Each year in October, to coincide with Women’s History Month, new inductees are added to the City of Thunder Bay Women’s History Month online exhibit. The exhibit recognizes and celebrates women of all ages who played important roles in the history and development of our city.
“These Thunder Bay women are celebrated for their significant contributions to public service, health care, education, community development and to the arts,” said Matt Szybalski, Corporate Records Manager and City Archivist, who spearheaded the original launch of this exhibit in 2013. “We are looking forward to adding to this exhibit to showcase more of our community’s remarkable women.”
Three new inductees are being recognized added to the online exhibit this year: Susan Ross, Jane Smart Wink, and Donna Gilhooly.
The exhibit can be viewed at: thunderbay.ca/WomensHistoryMonth. To learn more, citizens are invited to contact the City of Thunder Bay Archives, or stop by the Archives located at 235 Vickers St.
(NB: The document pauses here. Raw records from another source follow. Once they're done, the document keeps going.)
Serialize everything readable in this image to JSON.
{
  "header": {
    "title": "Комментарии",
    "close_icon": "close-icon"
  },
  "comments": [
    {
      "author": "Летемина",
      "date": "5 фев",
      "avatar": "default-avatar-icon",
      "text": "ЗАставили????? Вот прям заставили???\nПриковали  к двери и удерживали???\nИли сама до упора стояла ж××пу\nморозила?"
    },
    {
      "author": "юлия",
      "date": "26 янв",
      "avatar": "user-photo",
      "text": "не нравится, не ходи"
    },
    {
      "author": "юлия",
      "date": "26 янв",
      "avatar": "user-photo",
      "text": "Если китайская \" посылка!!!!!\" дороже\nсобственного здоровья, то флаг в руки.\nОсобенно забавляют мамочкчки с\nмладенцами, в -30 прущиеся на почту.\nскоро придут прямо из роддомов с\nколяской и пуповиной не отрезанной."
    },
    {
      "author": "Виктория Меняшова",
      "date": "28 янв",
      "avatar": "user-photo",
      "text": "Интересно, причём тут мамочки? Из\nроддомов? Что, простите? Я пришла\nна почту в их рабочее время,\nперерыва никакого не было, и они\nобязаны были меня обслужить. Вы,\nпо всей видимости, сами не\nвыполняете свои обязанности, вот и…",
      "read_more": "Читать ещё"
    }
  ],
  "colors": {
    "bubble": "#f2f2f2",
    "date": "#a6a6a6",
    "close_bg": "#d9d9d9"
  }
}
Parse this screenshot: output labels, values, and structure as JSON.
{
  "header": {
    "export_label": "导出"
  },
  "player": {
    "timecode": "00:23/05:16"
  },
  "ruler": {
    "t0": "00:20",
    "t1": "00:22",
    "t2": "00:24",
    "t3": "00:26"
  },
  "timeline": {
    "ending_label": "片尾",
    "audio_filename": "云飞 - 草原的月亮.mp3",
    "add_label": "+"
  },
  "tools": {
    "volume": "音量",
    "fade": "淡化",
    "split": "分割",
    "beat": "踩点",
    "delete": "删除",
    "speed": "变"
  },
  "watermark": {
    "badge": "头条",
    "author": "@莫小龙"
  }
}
N., from 8:30 am – 4:30 pm, Monday to Friday.
2017 Women’s History Month Exhibit Inductees
Susan Ross was a noted artist, especially through her paintings and intaglio prints for the decades from 1940 until 2000. Born in Port Arthur, the influence of the Northwestern Ontario landscape was deeply rooted in her. The First Nations people who lived on the land in the area always captured her interest, and it was their close relationship to the land she recognized. Through her paintings and intaglio prints she was also able to capture the traditional Aboriginal way of life.
Jane “Jeanie” Smart Wink
Jeanie Wink was the librarian for the Port Arthur Library (now the Waverley branch of the Thunder Bay Public Library). During her career from 1903 till 1921, she saw the transition of the Port Arthur Library to a free public library. Jeanie Wink also served as president of the Western Library Institute, which covered the areas of Port Arthur, Fort William, Kenora, Rainy River, Sault Ste Marie, Schreiber, Fort Frances, and Emo. As a regular member of the St. John’s Anglican Church and the honorary president of the Women’s Auxiliary, Wink was a well-known resident of Port Arthur. She was also a member of the St. John’s Women’s Guild and sat on the executive of the St. John’s Girl Guides.
Donna Gilhooly is a tireless champion in the field of recreation and community service. Not only was she a pioneer in the newly-emerging field of Recreation in the mid-to-late 1960s, she was one of the few women leaders in the male-dominated environment of public administration in the second half of the 20th century. Serving the City of Thunder Bay as manager of Community Recreation, Gilhooly brought innovation and creativity to traditional recreation programs by adding a community development approach. This resulted in many unique programs and services which removed barriers for those with physical disabilities as well as those with financial limitations.
In the 1990s, it was recognized that arts and heritage organizations needed a voice and advocate in the municipality. Donna created partnerships within
these sectors once again applying a community development approach. This resulted in the creation of a municipal cultural policy, one of the first in Canada. Retirement from the city seventeen years ago has not deterred Gilhooly’s commitment to the development of public recreation and cultural services is rooted in her integrity, values, belief in community and accessibility and inclusivity for all.